Его руки были связаны за спиной под острым углом, что само по себе порождало достаточное неудобство, и вдобавок столь крепко, что это причиняло дополнительные страдания.
— Вильям?
Это была Жанин.
И она находилась совсем близко.
— Вильям, что происходит?
Он слышал ее дыхание. Напряженное и прерывистое, словно ее мучила боль, или душили слезы, или то и другое вместе. И при каждом вдохе он ощущал ее напротив себя и понял, что они лежат вплотную друг к другу в узком пространстве, где места едва хватало для них двоих. Ее ноги находились под углом к его собственным, а спина — напротив его груди. И каждый раз, когда их тела соприкасались, он чувствовал, что она дрожит.
И не от боли. Скорее речь шла о панике.
— Я не могу двигаться, — сказала она. — Не могу дышать.
Говорила деловито и быстро. И голосом, наполненным смертельным страхом.
— Дыши спокойнее, — сказал он спокойно и тихо. — Тебе видно что-нибудь?
Она не ответила. Не знала, что сказать. Не хотела ничего знать.
— Жанин? Жанин, где твои руки? Ты чувствуешь что-нибудь вокруг себя?
Она слушала его, хотела успокоиться и одновременно не хотела, словно какая-то ее часть считала панику другом, способным помочь, и боялась остаться связанной навечно, если избавится от нее.
Жанин многое могла вытерпеть. Не боялась высоты, физической боли. Со многим умела справляться, но только не с малым пространством, ощущением, что она не может дышать, пусть это и не соответствовало действительности, как будто кто-то держал ее под водой и давил, давил вниз. Так бывает, когда человек начинает паниковать заранее, хотя ему прекрасно известно, что у него осталось еще много воздуха.
— Мои руки связаны за спиной, — сообщила она. — Мне кажется, у меня кровь течет.
— О'кей, — сказал он, а потом добавил: — Мы разберемся с этим.

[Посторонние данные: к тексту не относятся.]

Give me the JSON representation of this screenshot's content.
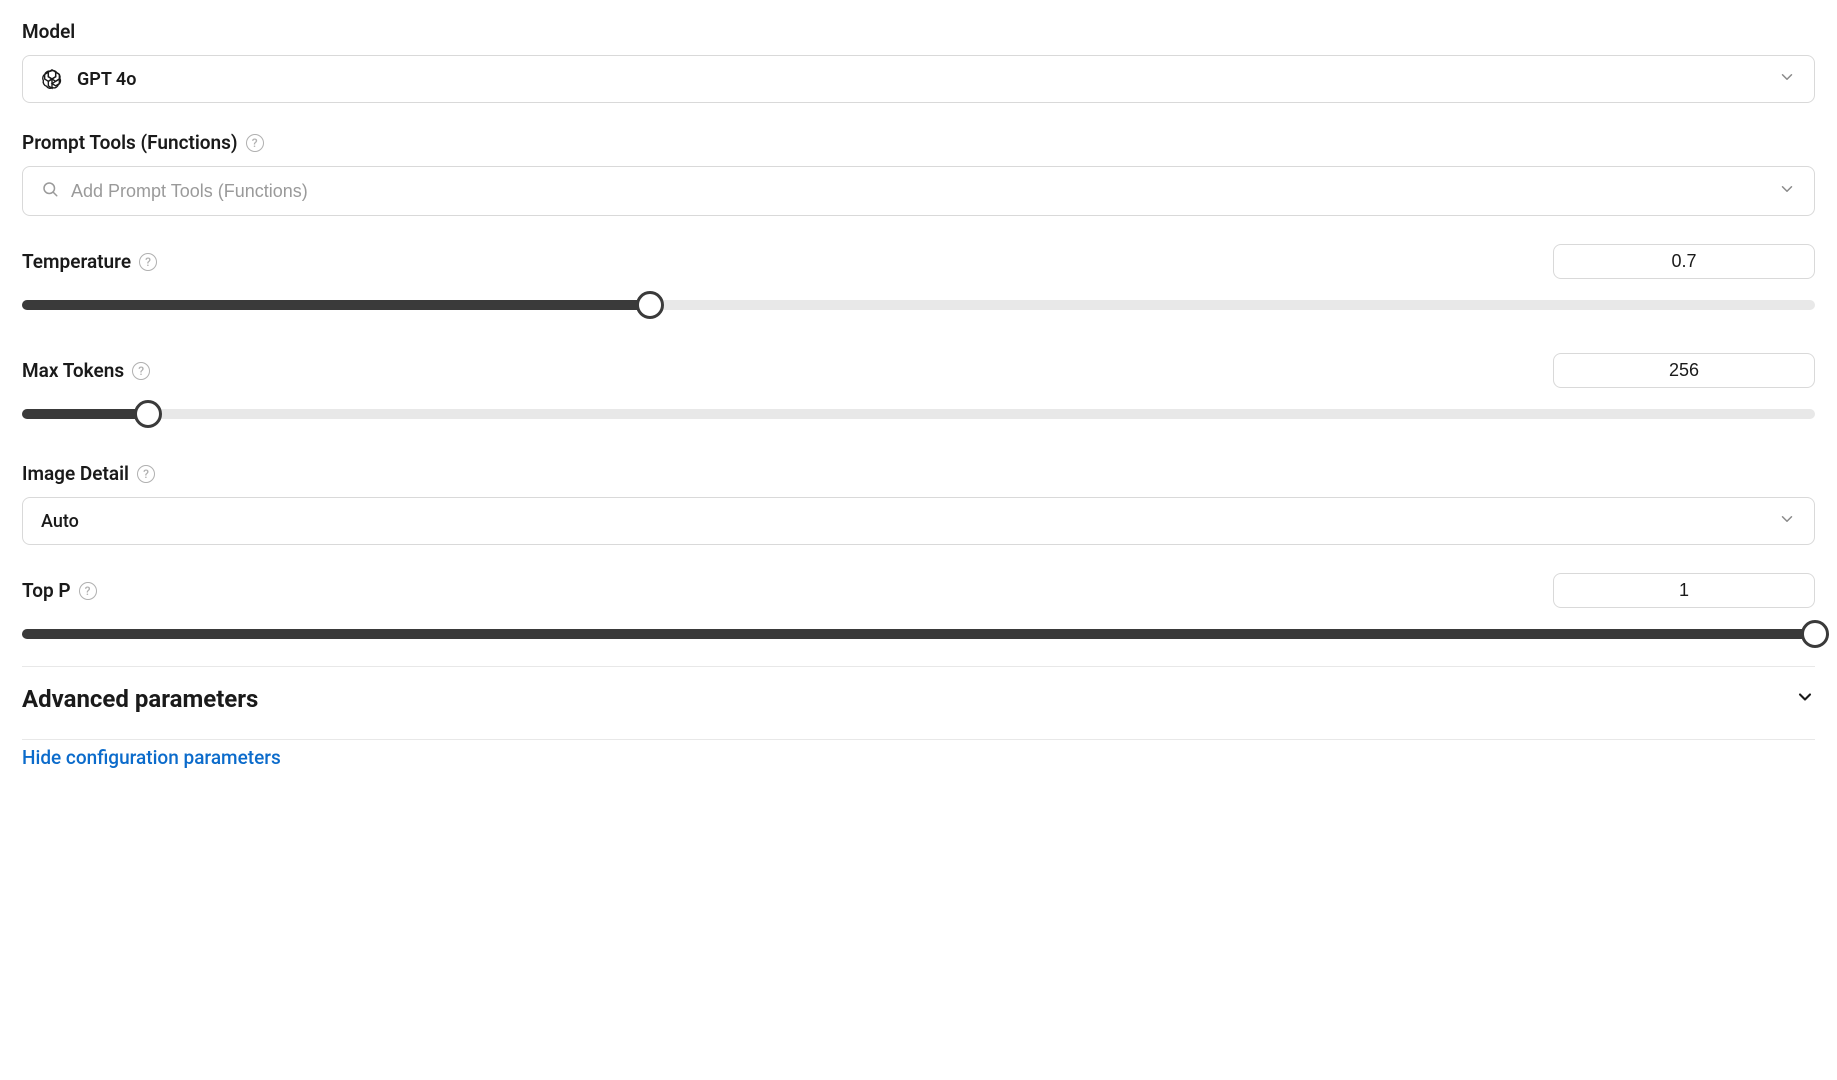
{
  "model": {
    "label": "Model",
    "selected": "GPT 4o"
  },
  "promptTools": {
    "label": "Prompt Tools (Functions)",
    "placeholder": "Add Prompt Tools (Functions)"
  },
  "temperature": {
    "label": "Temperature",
    "value": "0.7",
    "percent": 35
  },
  "maxTokens": {
    "label": "Max Tokens",
    "value": "256",
    "percent": 7
  },
  "imageDetail": {
    "label": "Image Detail",
    "selected": "Auto"
  },
  "topP": {
    "label": "Top P",
    "value": "1",
    "percent": 100
  },
  "advanced": {
    "title": "Advanced parameters"
  },
  "hideLink": "Hide configuration parameters"
}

— Как? — спросила она тем же испуганным голосом.
И он не сказал ничего.
И она тоже.
Он ударился головой о железную крышу. Кругом пахло машинным маслом и искусственным покрытием. И не было никаких сомнений, где они находятся.

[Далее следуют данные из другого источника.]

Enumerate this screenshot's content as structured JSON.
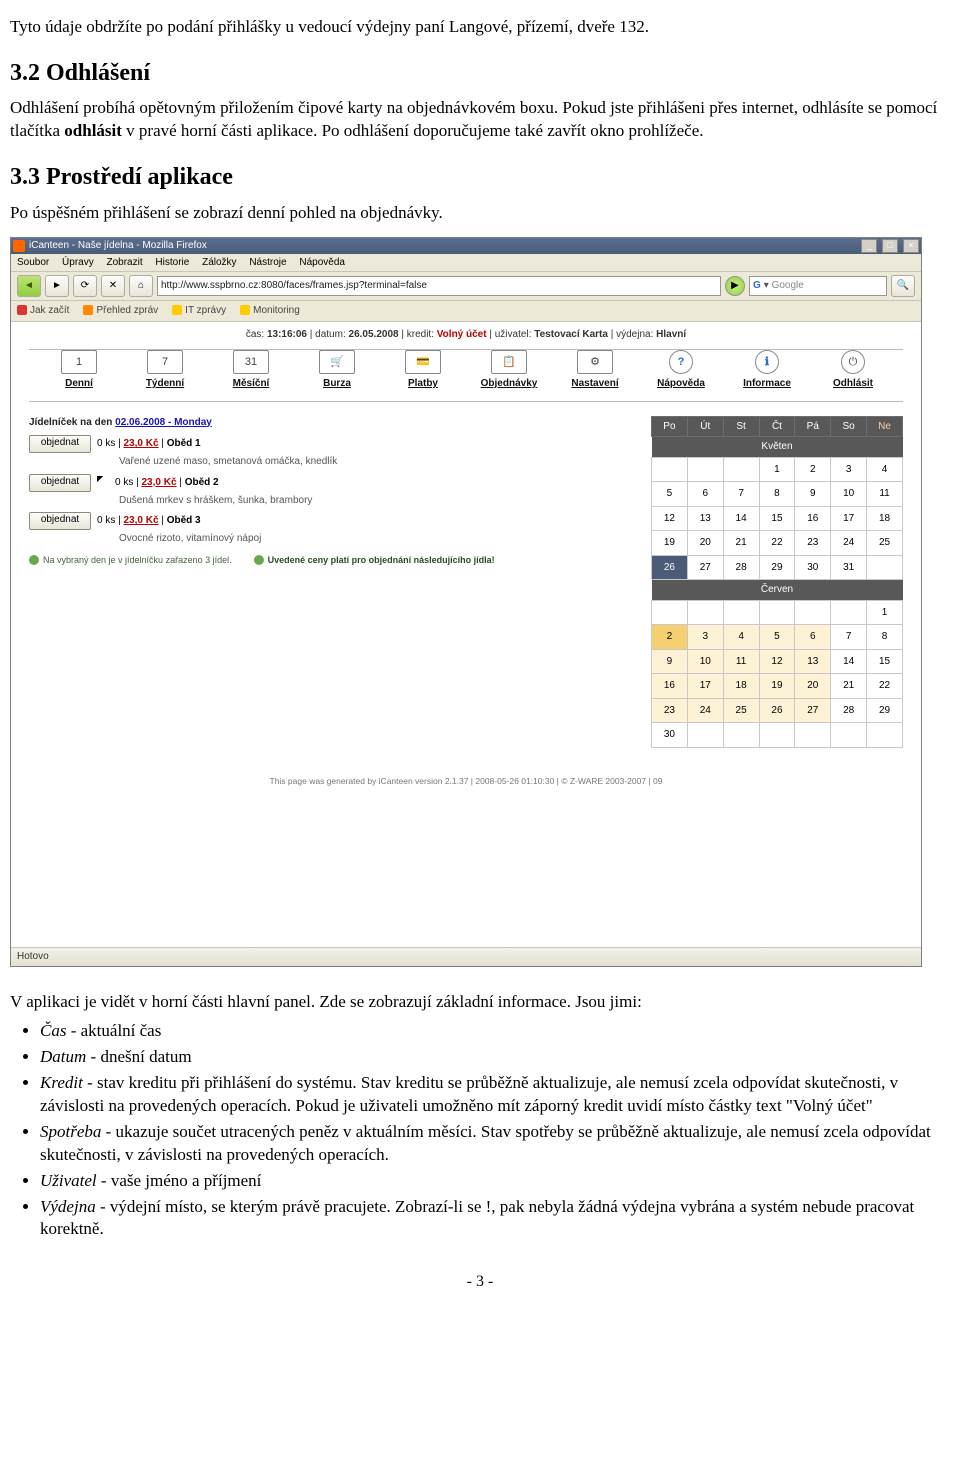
{
  "doc": {
    "p1": "Tyto údaje obdržíte po podání přihlášky u vedoucí výdejny paní Langové, přízemí, dveře  132.",
    "h1": "3.2 Odhlášení",
    "p2a": "Odhlášení probíhá opětovným přiložením čipové karty na objednávkovém boxu. Pokud jste přihlášeni přes internet, odhlásíte se pomocí tlačítka ",
    "p2b": "odhlásit",
    "p2c": " v pravé horní části aplikace. Po odhlášení doporučujeme také zavřít okno prohlížeče.",
    "h2": "3.3 Prostředí aplikace",
    "p3": "Po úspěšném přihlášení se zobrazí denní pohled na objednávky.",
    "p4": "V aplikaci je vidět v horní části hlavní panel. Zde se zobrazují základní informace. Jsou jimi:",
    "bullets": [
      {
        "i": "Čas",
        "t": " - aktuální čas"
      },
      {
        "i": "Datum",
        "t": " - dnešní datum"
      },
      {
        "i": "Kredit",
        "t": " - stav kreditu při přihlášení do systému. Stav kreditu se průběžně aktualizuje, ale nemusí zcela odpovídat skutečnosti, v závislosti na provedených operacích. Pokud je uživateli umožněno mít záporný kredit uvidí místo částky text \"Volný účet\""
      },
      {
        "i": "Spotřeba",
        "t": " - ukazuje součet utracených peněz v aktuálním měsíci. Stav spotřeby se průběžně aktualizuje, ale nemusí zcela odpovídat skutečnosti, v závislosti na provedených operacích."
      },
      {
        "i": "Uživatel",
        "t": " - vaše jméno a příjmení"
      },
      {
        "i": "Výdejna",
        "t": " - výdejní místo, se kterým právě pracujete. Zobrazí-li se !, pak nebyla žádná výdejna vybrána a systém nebude pracovat korektně."
      }
    ],
    "pagenum": "- 3 -"
  },
  "browser": {
    "title": "iCanteen - Naše jídelna - Mozilla Firefox",
    "menu": [
      "Soubor",
      "Úpravy",
      "Zobrazit",
      "Historie",
      "Záložky",
      "Nástroje",
      "Nápověda"
    ],
    "url": "http://www.sspbrno.cz:8080/faces/frames.jsp?terminal=false",
    "search": "Google",
    "bookmarks": [
      "Jak začít",
      "Přehled zpráv",
      "IT zprávy",
      "Monitoring"
    ],
    "status": "Hotovo"
  },
  "app": {
    "statusline": {
      "cas_l": "čas:",
      "cas": "13:16:06",
      "dat_l": "datum:",
      "dat": "26.05.2008",
      "kr_l": "kredit:",
      "kr": "Volný účet",
      "uz_l": "uživatel:",
      "uz": "Testovací Karta",
      "vy_l": "výdejna:",
      "vy": "Hlavní"
    },
    "nav": [
      {
        "k": "denni",
        "l": "Denní",
        "g": "1"
      },
      {
        "k": "tydenni",
        "l": "Týdenní",
        "g": "7"
      },
      {
        "k": "mesicni",
        "l": "Měsíční",
        "g": "31"
      },
      {
        "k": "burza",
        "l": "Burza",
        "g": "🛒"
      },
      {
        "k": "platby",
        "l": "Platby",
        "g": "💳"
      },
      {
        "k": "objednavky",
        "l": "Objednávky",
        "g": "📋"
      },
      {
        "k": "nastaveni",
        "l": "Nastavení",
        "g": "⚙"
      },
      {
        "k": "napoveda",
        "l": "Nápověda",
        "g": "?"
      },
      {
        "k": "informace",
        "l": "Informace",
        "g": "ℹ"
      },
      {
        "k": "odhlasit",
        "l": "Odhlásit",
        "g": "⏻"
      }
    ],
    "menu_title_pre": "Jídelníček na den ",
    "menu_title_date": "02.06.2008 - Monday",
    "order_btn": "objednat",
    "meals": [
      {
        "ks": "0 ks",
        "price": "23,0 Kč",
        "name": "Oběd 1",
        "desc": "Vařené uzené maso, smetanová omáčka, knedlík"
      },
      {
        "ks": "0 ks",
        "price": "23,0 Kč",
        "name": "Oběd 2",
        "desc": "Dušená mrkev s hráškem, šunka, brambory"
      },
      {
        "ks": "0 ks",
        "price": "23,0 Kč",
        "name": "Oběd 3",
        "desc": "Ovocné rizoto, vitamínový nápoj"
      }
    ],
    "note1": "Na vybraný den je v jídelníčku zařazeno 3 jídel.",
    "note2": "Uvedené ceny platí pro objednání následujícího jídla!",
    "cal": {
      "dow": [
        "Po",
        "Út",
        "St",
        "Čt",
        "Pá",
        "So",
        "Ne"
      ],
      "m1": "Květen",
      "m2": "Červen"
    },
    "gen": "This page was generated by iCanteen version 2.1.37 | 2008-05-26 01:10:30 | © Z-WARE 2003-2007 | 09"
  }
}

А над ними кружил вертолет.
Голос Жанин снова.
— Почему мы здесь? — спросила она. — Вильям? Что они собираются сделать с нами?
И Вильям промолчал.
Не ответил, поскольку боялся, что знает ответ.

 

Молодой пилот вертолета сжал зубы, пытаясь избавиться от одолевавших его тяжелых мыслей, и сделал еще круг над странным пейзажем. Остатками стальных строительных конструкций, разбросанных по полю. Засохшими кустарниками и пожелтевшей травой, которые пытались спрятать ямы и прочие следы варварской человеческой деятельности, но без особого успеха.

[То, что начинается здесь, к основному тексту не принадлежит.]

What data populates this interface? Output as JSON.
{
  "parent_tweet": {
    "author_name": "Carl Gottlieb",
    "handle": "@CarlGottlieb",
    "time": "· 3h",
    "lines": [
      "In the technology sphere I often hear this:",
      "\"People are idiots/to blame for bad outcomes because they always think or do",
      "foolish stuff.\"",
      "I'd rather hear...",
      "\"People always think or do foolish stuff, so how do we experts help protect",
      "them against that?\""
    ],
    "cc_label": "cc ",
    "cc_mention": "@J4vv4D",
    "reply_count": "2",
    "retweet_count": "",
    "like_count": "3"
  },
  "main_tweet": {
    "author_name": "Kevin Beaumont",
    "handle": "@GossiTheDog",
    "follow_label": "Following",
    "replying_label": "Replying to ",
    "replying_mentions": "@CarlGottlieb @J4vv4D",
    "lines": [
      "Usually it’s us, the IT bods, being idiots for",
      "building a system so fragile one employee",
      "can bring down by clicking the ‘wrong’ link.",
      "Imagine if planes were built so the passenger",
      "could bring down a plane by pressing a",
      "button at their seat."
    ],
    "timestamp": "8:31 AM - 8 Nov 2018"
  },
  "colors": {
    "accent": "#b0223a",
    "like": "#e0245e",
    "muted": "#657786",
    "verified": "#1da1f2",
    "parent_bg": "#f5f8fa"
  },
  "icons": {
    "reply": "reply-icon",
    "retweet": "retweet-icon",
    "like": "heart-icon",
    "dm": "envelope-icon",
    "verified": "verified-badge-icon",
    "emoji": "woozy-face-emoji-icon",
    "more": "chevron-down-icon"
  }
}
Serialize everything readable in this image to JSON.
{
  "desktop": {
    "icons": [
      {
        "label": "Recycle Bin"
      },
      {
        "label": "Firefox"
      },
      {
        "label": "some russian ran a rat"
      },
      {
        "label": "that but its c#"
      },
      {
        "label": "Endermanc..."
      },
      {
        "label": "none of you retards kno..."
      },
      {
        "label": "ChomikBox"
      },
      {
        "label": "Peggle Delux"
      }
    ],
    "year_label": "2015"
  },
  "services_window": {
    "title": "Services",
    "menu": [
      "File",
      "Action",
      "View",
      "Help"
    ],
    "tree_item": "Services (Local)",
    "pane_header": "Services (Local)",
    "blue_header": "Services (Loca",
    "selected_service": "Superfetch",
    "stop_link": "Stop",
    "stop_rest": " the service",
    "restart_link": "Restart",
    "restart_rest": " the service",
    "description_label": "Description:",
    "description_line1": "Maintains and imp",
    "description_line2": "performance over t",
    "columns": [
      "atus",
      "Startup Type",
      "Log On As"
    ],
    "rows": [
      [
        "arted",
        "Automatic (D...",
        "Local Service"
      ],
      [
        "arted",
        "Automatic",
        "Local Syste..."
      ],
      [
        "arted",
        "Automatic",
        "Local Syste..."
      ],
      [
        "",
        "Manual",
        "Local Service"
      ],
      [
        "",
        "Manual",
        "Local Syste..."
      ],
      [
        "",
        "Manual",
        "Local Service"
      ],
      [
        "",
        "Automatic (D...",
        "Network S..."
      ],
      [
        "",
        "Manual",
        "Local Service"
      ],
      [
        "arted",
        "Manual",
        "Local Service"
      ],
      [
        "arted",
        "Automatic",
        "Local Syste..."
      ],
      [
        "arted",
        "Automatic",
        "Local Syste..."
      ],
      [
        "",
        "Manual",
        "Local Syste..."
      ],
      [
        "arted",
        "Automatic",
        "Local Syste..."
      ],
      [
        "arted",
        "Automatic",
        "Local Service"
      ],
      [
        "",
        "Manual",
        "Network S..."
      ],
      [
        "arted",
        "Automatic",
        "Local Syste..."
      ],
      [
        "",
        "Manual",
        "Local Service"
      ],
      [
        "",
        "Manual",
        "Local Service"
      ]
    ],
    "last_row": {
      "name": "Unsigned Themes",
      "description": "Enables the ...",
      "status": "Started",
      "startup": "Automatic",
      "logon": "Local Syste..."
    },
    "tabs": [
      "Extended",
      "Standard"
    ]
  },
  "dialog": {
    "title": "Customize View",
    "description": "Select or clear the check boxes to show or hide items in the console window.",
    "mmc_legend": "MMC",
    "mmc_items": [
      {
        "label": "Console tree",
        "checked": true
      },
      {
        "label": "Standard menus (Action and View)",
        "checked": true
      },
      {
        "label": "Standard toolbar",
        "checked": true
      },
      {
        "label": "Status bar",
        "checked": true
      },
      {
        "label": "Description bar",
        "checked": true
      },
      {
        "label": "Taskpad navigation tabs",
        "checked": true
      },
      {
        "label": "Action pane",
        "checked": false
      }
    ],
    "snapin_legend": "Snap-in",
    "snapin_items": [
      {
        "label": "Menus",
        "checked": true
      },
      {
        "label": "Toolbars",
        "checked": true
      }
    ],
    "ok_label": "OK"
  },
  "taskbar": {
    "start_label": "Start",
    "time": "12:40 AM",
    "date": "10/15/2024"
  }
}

Это было неправильно. Абсолютно неправильно, черт побери.
И казалось, он знал, уже проснувшись утром, что день будет ужасным, почувствовал, вроде бы без всякой на то причины. И это отложило отпечаток уже на его пробуждение, и странное раздражение сопровождало каждое его действие, и сейчас он сидел здесь и чувствовал, как его нежелание усиливается, и как бы он ни пытался избавиться от него, ничего не получалось.
Там внизу стояла машина.
Черная «ауди».
И ему осталось лишь нажать на кнопку, чтобы все изменилось, а потом на месте автомобиля остался бы только большой костер, и это совершенно не должно было заботить его, самому ему на тот момент уже предстояло стать точкой на горизонте. И никто даже не заставлял его смотреть на то, что останется от машины.
Нет. От них.
Но с этим ему предстояло жить потом.
И какую тогда играло бы роль, видел он или не видел?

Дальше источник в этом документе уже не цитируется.